Monday, March 21, 2011

How work the amplifiers?

When people talk about the amplifiers, normally components or musical equipment are speaking of. But this is only a small representation of the phantom of the audio amplifiers. The reality is that we are surrounded by amplifiers. You can find in televisions, computers, reproducers of all type, and many other devices that use a loudspeaker to produce sounds. We will see in this basic guide, what is what the Y amplifiers do they do since it. The amplifiers can be very complex devices with hundreds of small pieces, but the concept that exists behind them is quite simple. You can take an image clear of how an amplifier works examining the basic components.
                                  
The sound is a fascinating phenomenon.

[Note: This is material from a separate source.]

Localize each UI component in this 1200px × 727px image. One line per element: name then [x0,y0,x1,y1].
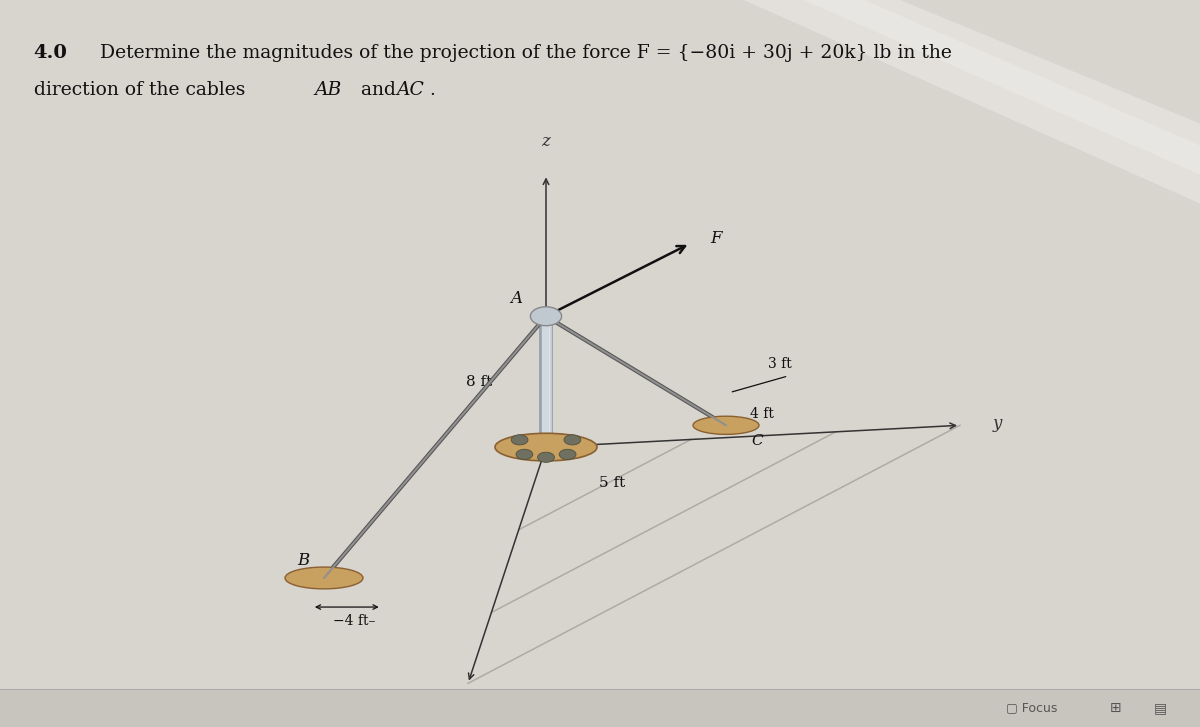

When something vibrates in the atmosphere, it moves the particles that there are around. These particles in the air, as well move the air particles surround that them, taking the pulse of vibration by the air. Our ears capture these fluctuations in the pressure of the air, it translates and them to electrical signals that the brain can process.
The equipment of electronic sound work basically in the same way. It represents the sound like variations of electrical currents. Of a fast form, we can say that there are three passages in this class of sound reproduction:

amplifier amplifier
  • The sound waves move a diaphragm in the microphone forwards and back, and the microphone translates east movement in an electrical signal. This electrical signal fluctuates to represent the compression and variations of the sound wave.
  • A recorder codifies the electrical signal like a species of scheme - like magnetic impulses in a tape, for example, or as furrows in a vinyl disc.
  • A reinterpreta reproducer east scheme as an electrical signal and uses the electricity to move the cone of a loudspeaker advanced back and. This recreates the fluctuations of the pressure of the air originally recorded by the microphone.
As you can see, all the main components in this system are essentially translators: They take the signal in a form they leave and it in another one. In the end, the sound signal is translated to its original format, that is to say, a physical wave of sound.
In order to register all the fluctuations in a sound wave, the diaphragm of the microphone must highly be sensitive. This means that it must be very thin and to move in very short distances. By this, the microphone produces a small electrical charge. This process is viable for the majority of the phases of the process - the current is of sufficient power to use in the recorder, for example, and it is transferred easily by cables. But the final process - to move the cone of the loudspeaker - is more difficult. In order to do this, it is necessary to increase the signal of audio so that it has a greater current, at the same time as it maintains the same scheme of load when fluctuating.
This it is the work of the amplifier. Simply it produces one more a more powerful version of the signal of audio. We will see in the following part of the tutorial, since it makes east process. In order to continue with the guide, it punctures here.